Ini akan menjadi aplikasi di mana PLP akan menjadi lebih penting daripada penggunaan sipil, karena cedera kemungkinan terjadi jauh dari rumah sakit, dan pasokan darah mungkin terbatas dalam kasus aksi tempur intens.

Hemophilia

Hemofilia

Tidak semua tipe hemofilia dapat diatasi dengan PLP, karena beberapa disebabkan oleh protein fibrin yang tidak tepat. Namun, penyakit ini, yang ditandai dengan koagulasi yang buruk, dapat menjadi jauh kurang berbahaya dalam beberapa kasus.

Mungkin juga masuk akal untuk menggunakan PLP secara preventif, selama penggunaan berulang & jangka panjang teknologi ini telah terbukti aman.

Blood & Platelet Companies

Perusahaan Darah & Trombosit

Karena trombosit buatan merupakan teknologi yang sangat baru, jelas belum ada perusahaan yang mengkomersialkannya. Namun, kita dapat berasumsi bahwa perusahaan yang sudah berada di bidang transfusi darah dan produksi trombosit akan memiliki jaringan distribusi dan keahlian untuk memimpin revolusi perawatan kesehatan ini.

1. CSL Limited (CSL.AX)

CSL adalah konglomerat yang menjual produk biotek seperti produk plasma, terapi gen, dan rekombinan.

Segmen plasma (yang berasal dari darah) adalah CSL Behring. Dengan lebih dari 340 pusat pengumpulan plasma di lebih dari 100 negara, perusahaan mengendalikan 1/3 pasar plasma. Segmen ini juga jauh menjadi kontributor pendapatan terbesar grup CSL.

Sumber: CSL

Perusahaan ini juga merupakan perusahaan farmasi/biotek dengan pipeline R&D yang luas. Fokus utamanya adalah vaksin, hematologi/darah, pernapasan, dan kardiovaskular. Grup ini juga baru-baru ini menambahkan nefrologi (ginjal) ke segmen terapeutiknya.

Sumber: CSL

Berkat kepemimpinannya dalam terapi darah dan pengumpulan plasma, CSL berada pada posisi yang baik untuk tetap menjadi pemimpin segmen dan menjadi salah satu yang pertama menyediakan trombosit buatan sebagai item tambahan dalam kotak peralatan perawatan kesehatan darurat.

2. Takeda

TAK Grafik Harga

Takeda Jepang adalah perusahaan farmasi diversifikasi, dengan kehadiran di berbagai sektor, termasuk plasma.

Sumber: Takeda

Takeda memiliki 230 fasilitas untuk mengumpulkan plasma di AS dan Eropa, melalui layanan BioLife Plasma. Ini menempatkannya di antara 3 organisasi plasma terbesar di dunia, dengan 20 merek produk terkait sektor ini dan 80 tahun aktivitas.
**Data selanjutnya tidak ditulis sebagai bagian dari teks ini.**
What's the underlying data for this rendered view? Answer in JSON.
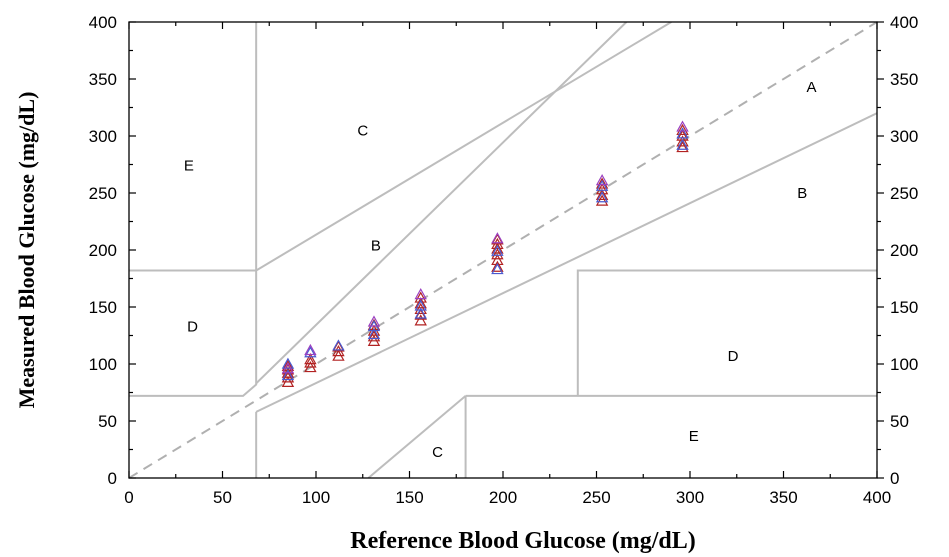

Takeda juga sangat aktif dalam R&D, dengan 23 kandidat produk dalam fase 3 uji klinis, dengan 2 segmen terbesar adalah gastrointestinal & inflamasi, diikuti oleh terapi yang berasal dari plasma.

Sumber: Takeda

Seperti CSL, keahlian Takeda dalam plasma harus membantu mereka dalam membawa trombosit buatan ke pasar.

Ini juga merupakan perusahaan dengan strategi kemitraan yang luas dengan startup inovatif, termasuk dalam nanoteknologi, misalnya, nanomaterial BioSurfaces, nanopartikel Cour Pharmaceutical Development, atau Leon-nanodrugs MicroJet Reactor.

Jadi perusahaan dapat memanfaatkan keahlian tersebut dalam nano‑desain & fabrikasi untuk menciptakan versi PLP mereka sendiri, sekarang setelah bukti konsep ada.

Jonathan adalah mantan peneliti biokimia yang bekerja dalam analisis genetik dan uji klinis. Ia kini menjadi analis saham dan penulis keuangan dengan fokus pada inovasi, siklus pasar, dan geopolitik dalam publikasinya 'The Eurasian Century'.